Quote:
Originally Posted by Qiaozhi
With these type of demonstrations it is as important to not only understand what we are seeing, but also what we are not seeing. In this case I would like to know how many "targets" were detected with the LRL, but where subsequently nothing was recovered. In other words, what was the ratio of good targets to empty holes?
|
There are many other things which we will never see in a demonstration.
I remember during the Texas show the H3 Tec did not detect false locations for places where there was no silver.
But the H3 Tec also did not detect the places where there was large silver such as the 10 ounce bar in Carl's pocket or the coins that Tim Williams hid.
We saw the same performance for Micheal's Mineoro FG-80 which made no indication of large targets that he could detect with metal detectors.
Morgan also reports the same for Mineoro... that it fails to detect gold which he buried from the distances which Mineoro says it will detect.
This kind of failure to detect buried targets is something we will not see in a simple demonstration video unless there is a test garden with long time buried metals in known locations like Morgan has.
If a long range detecting machine does not detect a 1 kg ancient gold plate buried 15cm, then the treasure hunter will not stop to check with a metal detector.
The treasure hunter will continue to walk past the treasure and look other places.
We will never be able to count how many times this happens or does not happen from a simple demonstration video.
But we can count how many times we dig empty holes, and holes that do not contain gold, silver or copper.
The problem is that most people do not keep any record of the holes which are empty.
And they do not count the holes with metal that is not gold, silver or copper unless these holes contain something they want to keep for an interesting recovery.
They do not count how many holes they dig to find aluminum foil or bottle caps or old nails.
This is the reason why we never hear any scientific data to tell what kind of percentage of success they find with their locators in a demonstration video.

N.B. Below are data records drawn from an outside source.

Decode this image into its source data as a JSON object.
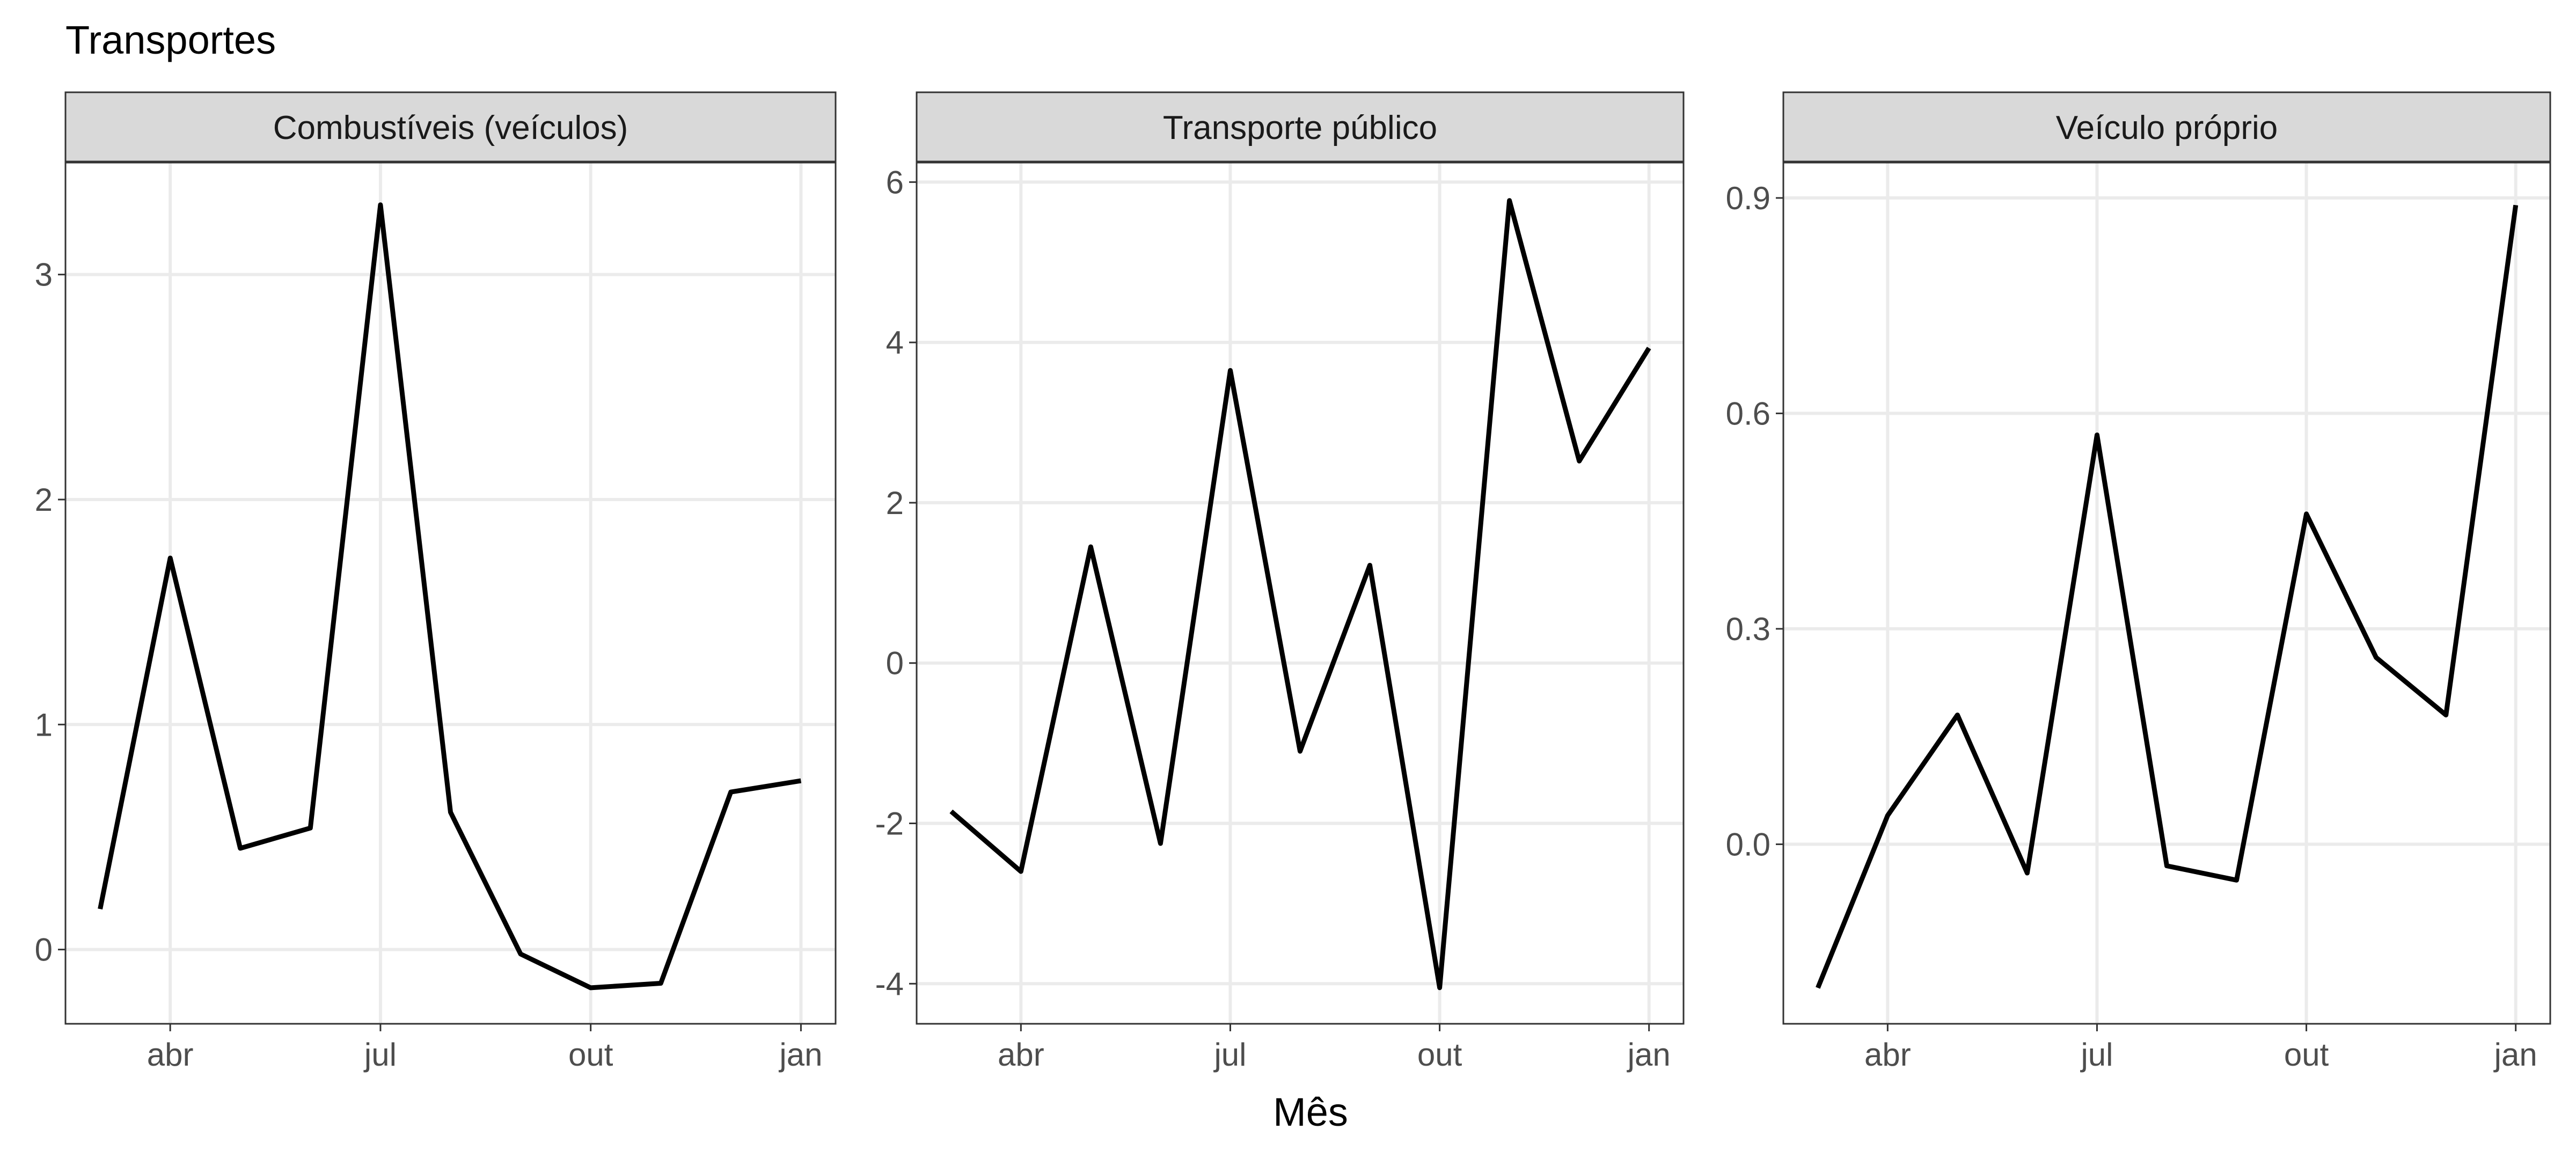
{
  "title": "Transportes",
  "xlabel": "Mês",
  "ylabel": "",
  "chart_data": {
    "type": "line",
    "title": "Transportes",
    "xlabel": "Mês",
    "ylabel": "",
    "grid": true,
    "legend": "none",
    "x_tick_labels": [
      "abr",
      "jul",
      "out",
      "jan"
    ],
    "x": [
      "2023-03",
      "2023-04",
      "2023-05",
      "2023-06",
      "2023-07",
      "2023-08",
      "2023-09",
      "2023-10",
      "2023-11",
      "2023-12",
      "2024-01"
    ],
    "panels": [
      {
        "name": "Combustíveis (veículos)",
        "ylim": [
          -0.33,
          3.5
        ],
        "y_ticks": [
          0,
          1,
          2,
          3
        ],
        "y_tick_labels": [
          "0",
          "1",
          "2",
          "3"
        ],
        "values": [
          0.18,
          1.74,
          0.45,
          0.54,
          3.31,
          0.61,
          -0.02,
          -0.17,
          -0.15,
          0.7,
          0.75
        ]
      },
      {
        "name": "Transporte público",
        "ylim": [
          -4.5,
          6.25
        ],
        "y_ticks": [
          -4,
          -2,
          0,
          2,
          4,
          6
        ],
        "y_tick_labels": [
          "-4",
          "-2",
          "0",
          "2",
          "4",
          "6"
        ],
        "values": [
          -1.85,
          -2.6,
          1.45,
          -2.25,
          3.65,
          -1.1,
          1.22,
          -4.05,
          5.77,
          2.52,
          3.93
        ]
      },
      {
        "name": "Veículo próprio",
        "ylim": [
          -0.25,
          0.95
        ],
        "y_ticks": [
          0.0,
          0.3,
          0.6,
          0.9
        ],
        "y_tick_labels": [
          "0.0",
          "0.3",
          "0.6",
          "0.9"
        ],
        "values": [
          -0.2,
          0.04,
          0.18,
          -0.04,
          0.57,
          -0.03,
          -0.05,
          0.46,
          0.26,
          0.18,
          0.89
        ]
      }
    ]
  }
}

And this is also the reason why we do not call these demonstration videos to be randomized scientific tests.
We call them the true name as a demonstration video which shows what the person who makes the video wants to show.
We know these are not scientific tests which give reliable proof of anything except to prove that a video camera was running during the demonstration.
These are simply demonstration videos which show what can be seen at the time and place where the video camera lens was recording.